La libération des eaux trouve peu de soutien à Fukushima

La plupart des pêcheurs de Fukushima restent discrets, mais Haruo Ono ne peut garder pour lui ses réflexions sur les projets du Japon de rejeter dans le Pacifique à partir de jeudi l’eau de refroidissement traitée de la centrale nucléaire voisine en catastrophe.

« Rien dans le déversement d’eau n’est bénéfique pour nous. Il n’y a aucun avantage pour nous. Aucun. Tout est préjudiciable », a déclaré à l’ Ono, qui a perdu son frère lors du tsunami de 2011 qui a paralysé l’usine.

« Les pêcheurs sont contre à 100% », a déclaré cet homme de 71 ans dans sa modeste maison de Shinchimachi, à environ 60 kilomètres au nord de la centrale nucléaire, dans le nord-est du Japon.

« La mer est notre lieu de travail. Nous vivons de la mer, nous sommes à la merci de la mer. Alors si nous ne protégeons pas la mer, qui le fera ? »

Environ 1,34 million de tonnes d’eau, soit l’équivalent de plus de 500 piscines olympiques, se sont accumulées à la centrale de Fukushima depuis le tremblement de terre et le tsunami qui ont tué 18 000 personnes en 2011.

Il a été contaminé par son utilisation pour refroidir les cœurs de réacteurs hautement radioactifs qui ont fondu, en combinaison avec les eaux souterraines et la pluie.

Mais l’opérateur de l’usine TEPCO affirme que l’eau a été diluée et filtrée pour éliminer tous les radionucléides à l’exception du tritium, qui est bien en deçà des niveaux dangereux.

‘Égout’

Le projet de commencer progressivement à libérer l’eau à un débit maximum de 500 000 litres (132 000 gallons américains) par jour via un tuyau situé à un kilomètre (un demi-mile) au large de la mer a obtenu l’approbation de l’organisme de surveillance nucléaire de l’ONU.

Mais de nombreux acteurs de l’industrie de la pêche japonaise s’inquiètent de la réputation des produits de la mer du pays, au moment même où celle-ci commençait à se rétablir, 12 ans après la catastrophe de Fukushima.

« Fukushima était considérée comme quelque chose que les gens devaient éviter (après 2011).
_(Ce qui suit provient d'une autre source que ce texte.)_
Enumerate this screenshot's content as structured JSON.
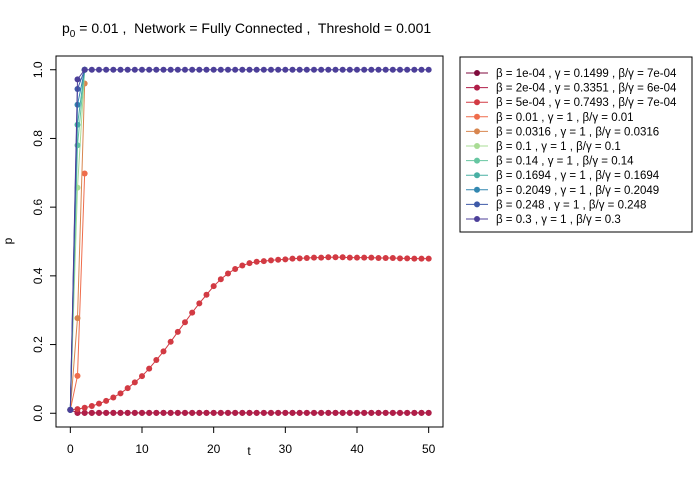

Même les plaques d’immatriculation des voitures de Fukushima ont été enlevées lorsque les gens ont dû évacuer vers d’autres préfectures », a déclaré à l’ l’artiste local Tomomi Kodama, 40 ans.

« Maintenant, si l’eau est rejetée par l’usine, je m’inquiète de la façon dont le monde pourrait l’accepter », a-t-elle déclaré.

En plus d’être une source majeure de fierté nationale, les produits de la mer constituent une industrie japonaise majeure, avec près de 600 000 tonnes, soit une valeur d’environ 2 milliards de dollars, exportées en 2022.

La Chine est son plus gros client, représentant environ un quart de cette somme, mais Pékin a accusé Tokyo de traiter l’océan comme un « égout » avec ses rejets d’eau.

Dans une décision qui, selon les experts, est en partie motivée par la rivalité dans d’autres domaines, la Chine avait déjà interdit les expéditions de produits alimentaires en provenance de 10 préfectures japonaises et imposé des contrôles de radioactivité ailleurs.

Ces contrôles fastidieux ont déjà entraîné une baisse de 30 pour cent des importations japonaises de produits de la mer en Chine le mois dernier, ont rapporté les médias japonais et chinois, citant les données des douanes chinoises.

Hong Kong, un autre marché important pour les exportations japonaises de fruits de mer, a également menacé de restrictions, et on ne sait pas comment les consommateurs d’ailleurs réagiront.

Insécurité

Masanobu Sakamoto, chef de la coopérative nationale de pêche du Japon, a réitéré lundi son opposition à cette décision.

« La sécurité (scientifique) n’est pas nécessairement synonyme d’un sentiment de sécurité dans la société. On craint qu’une fois l’eau évacuée, la réputation ne soit entachée », a-t-il déclaré.

« Les gens du secteur de la pêche ne peuvent en aucun cas être rassurés », a-t-il déclaré.

Les gens de l’industrie de la pêche « ont vraiment eu du mal à bien des égards (après 2011). Et maintenant, après 12 ans, ils s’installent enfin et progressent vers le bonheur, progressivement », a déclaré Ono, dont les trois fils sont également pêcheurs.

« Ce que le gouvernement fait maintenant, c’est abandonner Fukushima. Ce que le gouvernement devrait véritablement protéger, ce sont les habitants de Fukushima, les pêcheurs, et non TEPCO », a-t-il déclaré.